So, you’re seeing someone new. How long before one of you asks the other to be exclusive? Is it one person’s responsibility over the other’s?
I’ve never asked a guy out. I don’t think that’s strange, but it’s definitely not common. It seems many women wait for men to ask that question. I’m not referring to the question of “do you want to go out sometime” but the question of making the relationship official. It’s true, I’ve never said “will you be my boyfriend?”
It’s not the sexiest thing one can ask, and let’s be honest, “boyfriend” is a term that doesn’t really apply to men. It seems very juvenile, almost diminutive, to call a man my boyfriend. We’re not in eighth grade anymore and we’ve all gone through puberty. I thought “manfriend” would be more appropriate, but it sounds like a term used on that Showtime reality show “Gigolos” (which I’ve watched in awe and disbelief).
“So me and my manfriend have been together for four months now” just sounds like I’ve been paying for intimacy, and “manfriend” sounds like the name “Manfred.” Maybe my reluctance to use the word boyfriend and lack of a synonym has made me less likely to ask a guy to be with me, but I digress. (If anyone knows of a term better than “significant other,” please let a girl know).
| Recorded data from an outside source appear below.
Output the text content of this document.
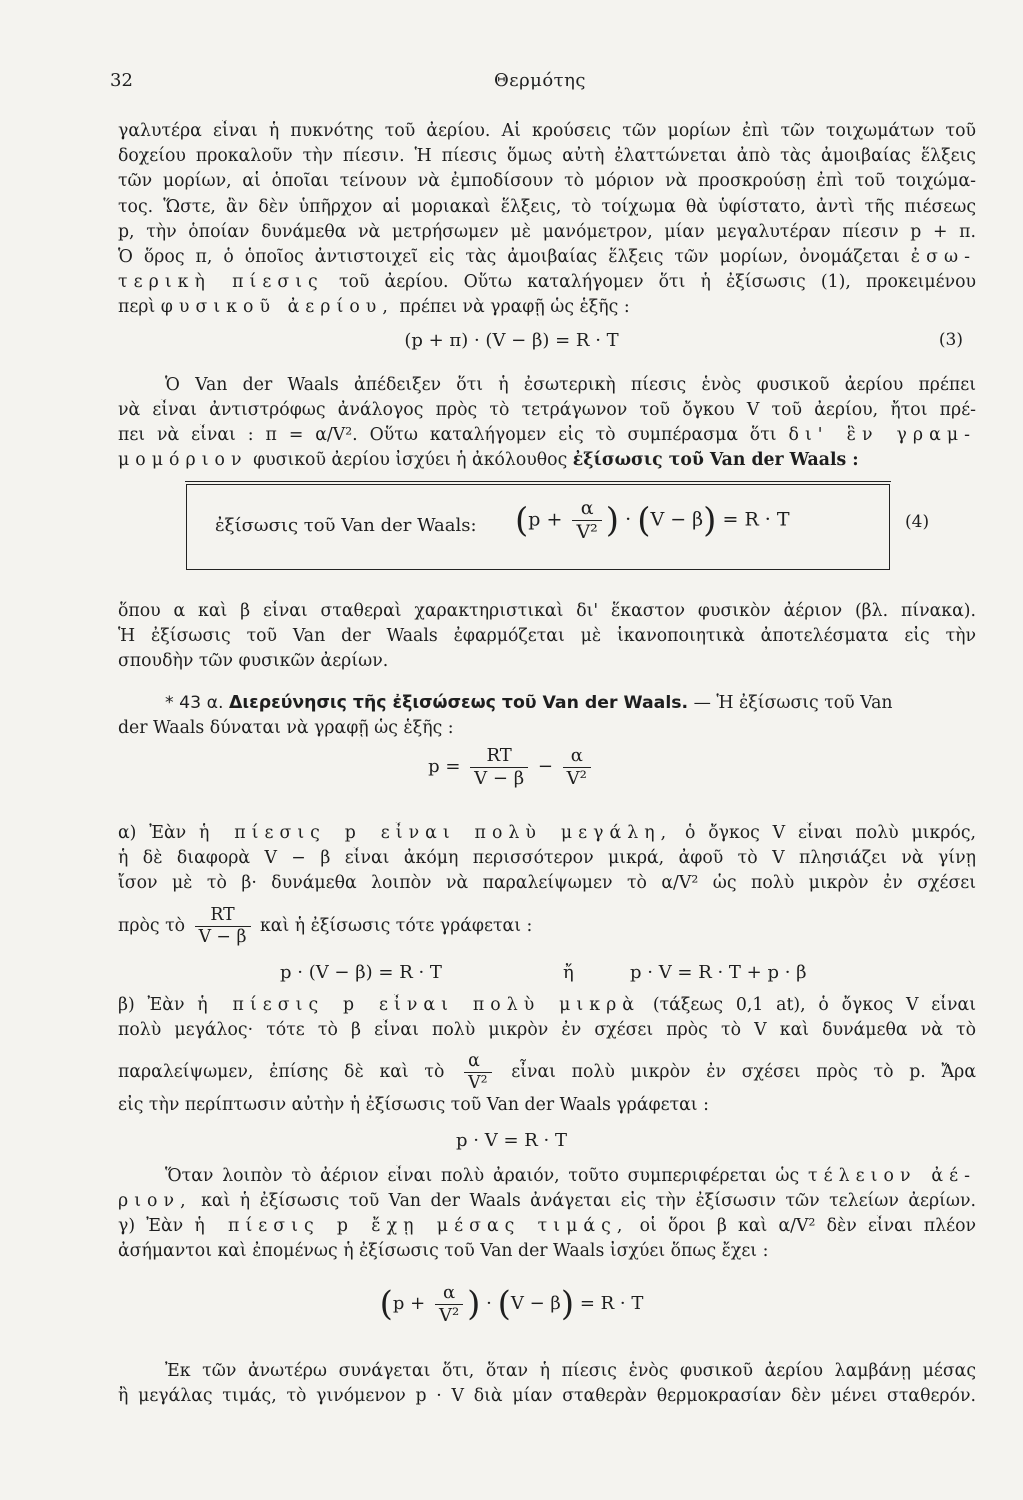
32	Θερμότης
γαλυτέρα εἶναι ἡ πυκνότης τοῦ ἀερίου. Αἱ κρούσεις τῶν μορίων ἐπὶ τῶν τοιχωμάτων τοῦ
δοχείου προκαλοῦν τὴν πίεσιν. Ἡ πίεσις ὅμως αὐτὴ ἐλαττώνεται ἀπὸ τὰς ἀμοιβαίας ἕλξεις
τῶν μορίων, αἱ ὁποῖαι τείνουν νὰ ἐμποδίσουν τὸ μόριον νὰ προσκρούσῃ ἐπὶ τοῦ τοιχώμα-
τος. Ὥστε, ἂν δὲν ὑπῆρχον αἱ μοριακαὶ ἕλξεις, τὸ τοίχωμα θὰ ὑφίστατο, ἀντὶ τῆς πιέσεως
p, τὴν ὁποίαν δυνάμεθα νὰ μετρήσωμεν μὲ μανόμετρον, μίαν μεγαλυτέραν πίεσιν p + π.
Ὁ ὅρος π, ὁ ὁποῖος ἀντιστοιχεῖ εἰς τὰς ἀμοιβαίας ἕλξεις τῶν μορίων, ὀνομάζεται ἐσω-
τερικὴ πίεσις τοῦ ἀερίου. Οὕτω καταλήγομεν ὅτι ἡ ἐξίσωσις (1), προκειμένου
περὶ φυσικοῦ ἀερίου, πρέπει νὰ γραφῇ ὡς ἑξῆς :
(p + π) · (V − β) = R · T	(3)
Ὁ Van der Waals ἀπέδειξεν ὅτι ἡ ἐσωτερικὴ πίεσις ἑνὸς φυσικοῦ ἀερίου πρέπει
νὰ εἶναι ἀντιστρόφως ἀνάλογος πρὸς τὸ τετράγωνον τοῦ ὄγκου V τοῦ ἀερίου, ἤτοι πρέ-
πει νὰ εἶναι : π = α/V². Οὕτω καταλήγομεν εἰς τὸ συμπέρασμα ὅτι δι' ἓν γραμ-
μομόριον φυσικοῦ ἀερίου ἰσχύει ἡ ἀκόλουθος ἐξίσωσις τοῦ Van der Waals :
ἐξίσωσις τοῦ Van der Waals: ($p + \frac{\alpha}{\text{V²}}$ ) · (V − β) = R · T	(4)
ὅπου α καὶ β εἶναι σταθεραὶ χαρακτηριστικαὶ δι' ἕκαστον φυσικὸν ἀέριον (βλ. πίνακα).
Ἡ ἐξίσωσις τοῦ Van der Waals ἐφαρμόζεται μὲ ἱκανοποιητικὰ ἀποτελέσματα εἰς τὴν
σπουδὴν τῶν φυσικῶν ἀερίων.
* 43 α. Διερεύνησις τῆς ἐξισώσεως τοῦ Van der Waals. — Ἡ ἐξίσωσις τοῦ Van
der Waals δύναται νὰ γραφῇ ὡς ἑξῆς :
$p = \frac{RT}{V - \beta} - \frac{\alpha}{\text{V²}}$
α) Ἐὰν ἡ πίεσις p εἶναι πολὺ μεγάλη, ὁ ὄγκος V εἶναι πολὺ μικρός,
ἡ δὲ διαφορὰ V − β εἶναι ἀκόμη περισσότερον μικρά, ἀφοῦ τὸ V πλησιάζει νὰ γίνῃ
ἴσον μὲ τὸ β· δυνάμεθα λοιπὸν νὰ παραλείψωμεν τὸ α/V² ὡς πολὺ μικρὸν ἐν σχέσει
πρὸς τὸ $\frac{RT}{V - \beta}$ καὶ ἡ ἐξίσωσις τότε γράφεται :
p · (V − β) = R · T	ἤ	p · V = R · T + p · β
β) Ἐὰν ἡ πίεσις p εἶναι πολὺ μικρὰ (τάξεως 0,1 at), ὁ ὄγκος V εἶναι
πολὺ μεγάλος· τότε τὸ β εἶναι πολὺ μικρὸν ἐν σχέσει πρὸς τὸ V καὶ δυνάμεθα νὰ τὸ
παραλείψωμεν, ἐπίσης δὲ καὶ τὸ $\frac{\alpha}{\text{V²}}$ εἶναι πολὺ μικρὸν ἐν σχέσει πρὸς τὸ p. Ἄρα
εἰς τὴν περίπτωσιν αὐτὴν ἡ ἐξίσωσις τοῦ Van der Waals γράφεται :
p · V = R · T
Ὅταν λοιπὸν τὸ ἀέριον εἶναι πολὺ ἀραιόν, τοῦτο συμπεριφέρεται ὡς τέλειον ἀέ-
ριον, καὶ ἡ ἐξίσωσις τοῦ Van der Waals ἀνάγεται εἰς τὴν ἐξίσωσιν τῶν τελείων ἀερίων.
γ) Ἐὰν ἡ πίεσις p ἔχῃ μέσας τιμάς, οἱ ὅροι β καὶ α/V² δὲν εἶναι πλέον
ἀσήμαντοι καὶ ἐπομένως ἡ ἐξίσωσις τοῦ Van der Waals ἰσχύει ὅπως ἔχει :
($p + \frac{\alpha}{\text{V²}}$ ) · (V − β) = R · T
Ἐκ τῶν ἀνωτέρω συνάγεται ὅτι, ὅταν ἡ πίεσις ἑνὸς φυσικοῦ ἀερίου λαμβάνῃ μέσας
ἢ μεγάλας τιμάς, τὸ γινόμενον p · V διὰ μίαν σταθερὰν θερμοκρασίαν δὲν μένει σταθερόν.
So who should ask the question first?
Whomever first realizes that a future with the other person is possible, I’d say. In my experience, that usually isn’t me, but maybe I’m old fashioned to some degree. I prefer to open doors and pull out chairs myself, hate being called “ma’am,” and feel like I should be knighting somebody when I say “sir.”
There is no directive that says it has to be men and that women should wait for guys to initiate. My roommate is a great example. She has a commanding personality and would definitely ask someone to be her whatever, whether it’s friends with benefits or a boyfriend or something else. She also dressed up as Rick James one Halloween and apparently convinced her boyfriend at the time to be intimate with her, leather pants and wig included.
As to when “making it official” should occur, there is no “right” time. Every relationship is different. I’ve used various points in relationships, from as early as two weeks to as late as three months. Sometimes one or both parties are just testing the waters, so to speak, discovering shared interests, introducing the person to friends and family (I’ve done that just to see if others thought the guy was weird or a little off, because the crazy ones are frequently the ones you don’t expect), etc.
The last relationship I had we made official a little too early. It’s difficult to gauge when going up a step is a good move, and I’m still a little lost. I don’t think enough of the “getting to know each other” bit happened, and so, eight months in I was wondering where the relationship was headed and I didn’t feel like we really meshed well at all. We wanted different things. Maybe it was loneliness on both of our parts, perhaps it was just a mutual attraction that fizzled, but it’s over now, and I’m still puzzled by it. I think two weeks is sometimes enough time and maybe not quite enough. It depends. At the time, I thought, sure, why shouldn’t I go out with him?
But looking back, I see that I didn’t really think about it. I didn’t assess what I wanted, and that wasn’t fair to him in the end. He wanted kids and a mortgage and I wanted suitcases and frequent flier miles. So if you ask a woman to be your girlfriend after two weeks and she hesitates, don’t be upset. She may just need a day or two (or less) to figure out what she wants so she doesn’t let you down. And maybe you will, too.
I’m seeing someone new now, and we are trying out the “no labels” thing, which means we are exclusive but I don’t call him my boyfriend. I think he says I’m his girlfriend, but I don’t mind that term so much. Don’t hurry to the top stair of Mr. and Mrs., and you’ll save yourself the grief and the money.